After reading documentation, I figured, multiproccessing.pool
is the best option for me.
I ran 10 urls, with multiprocessing.Pool(10), I was expecting the results would pretty much be instant, but it takes me about 12 seconds to complete everything, not sure if I am using it correctly, but below is my code.
def download_site(data, outputArr, proxyArr=None):
session = requests.Session()
# print("Scraping last name {lastName}".format(lastName=data['lastName']))
userAgents = open('user-agents.txt').read().split('\n')
params = (
('Name', data['lastName']),
('type', 'P'),
)
url = 'someurl'
if not proxyArr:
proxyArr = {
'http': data['proxy']['http']
}
try:
with session.get(url, params=params, proxies=proxyArr, headers=headers) as response:
name = multiprocessing.current_process().name
try:
content = response.json()
loadJson = json.loads(content)['nameBirthDetails']
for case in loadJson:
dateFile = loadJson[case]['dateFiled']
year = int(dateFile.split('/')[-1])
if year > 2018:
profileDetailUrlParams = (
('caseId',loadJson[case]['caseYear']),
('caseType', 'WC'),
('caseNumber', loadJson[case]['caseSeqNbr']),
)
loadJson[case]['caseDetail'] = getAttorneyData(profileDetailUrlParams, session, proxyArr)
outputArr.append(loadJson[case])
# print("Total Scraped Results so far ", len(outputArr))

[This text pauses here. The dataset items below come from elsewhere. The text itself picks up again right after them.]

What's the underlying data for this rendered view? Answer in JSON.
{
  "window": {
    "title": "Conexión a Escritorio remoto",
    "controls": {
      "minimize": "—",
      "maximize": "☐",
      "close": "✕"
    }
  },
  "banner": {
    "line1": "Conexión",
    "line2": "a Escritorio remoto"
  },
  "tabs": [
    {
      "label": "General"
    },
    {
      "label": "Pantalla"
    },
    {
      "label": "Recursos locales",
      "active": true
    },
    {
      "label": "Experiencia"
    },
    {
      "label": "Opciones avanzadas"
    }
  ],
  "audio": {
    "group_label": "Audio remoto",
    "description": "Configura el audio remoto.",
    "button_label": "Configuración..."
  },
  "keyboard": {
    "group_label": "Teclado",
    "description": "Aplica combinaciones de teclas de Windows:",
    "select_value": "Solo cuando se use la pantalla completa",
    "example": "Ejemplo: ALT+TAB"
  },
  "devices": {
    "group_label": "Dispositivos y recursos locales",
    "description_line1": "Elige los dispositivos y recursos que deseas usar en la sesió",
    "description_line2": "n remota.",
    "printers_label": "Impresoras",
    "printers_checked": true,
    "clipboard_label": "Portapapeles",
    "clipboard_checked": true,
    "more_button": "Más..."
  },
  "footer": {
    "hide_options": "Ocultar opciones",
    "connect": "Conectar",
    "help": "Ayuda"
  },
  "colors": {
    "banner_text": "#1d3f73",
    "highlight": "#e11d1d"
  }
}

except (requests.exceptions.ConnectionError, json.decoder.JSONDecodeError):
print("Error Found JSON DECODE ERROR - passing for last name", data['lastName'])
except simplejson.errors.JSONDecodeError:
print("Found Simple Json Error", data['lastName'])
pass
# newProxy = generate_random_proxy()
# download_site(data, outputArr, newProxy)
except:
raise
def queueList(sites):
manager = multiprocessing.Manager()
outputArr = manager.list()
functionMain = partial(download_site, outputArr = outputArr)
p = multiprocessing.Pool(10)
records = p.map(functionMain, sites)
p.terminate()
p.join()
if __name__ == "__main__":
outputArr = []
fileData = json.loads(open('lastNamesWithProxy.json').read())[:10]
start_time = time.time()
queueList(fileData)
duration = time.time() - start_time
print(f"Downloaded {len(fileData)} in {duration} seconds")
The function download_site
, is the function where I fetch a list via requests library - then for each item in the list, I make another requests aka function getAttorneyData
How can I further hone this to run faster? I have a high-end computer so CPU shouldn't be an issue, I want to use it to it's max potential.
My goal is to be able to spawn 10 workers and consume each worker with each request. So, 10 requests would really take me 1-2 seconds instead of 12, which is currently.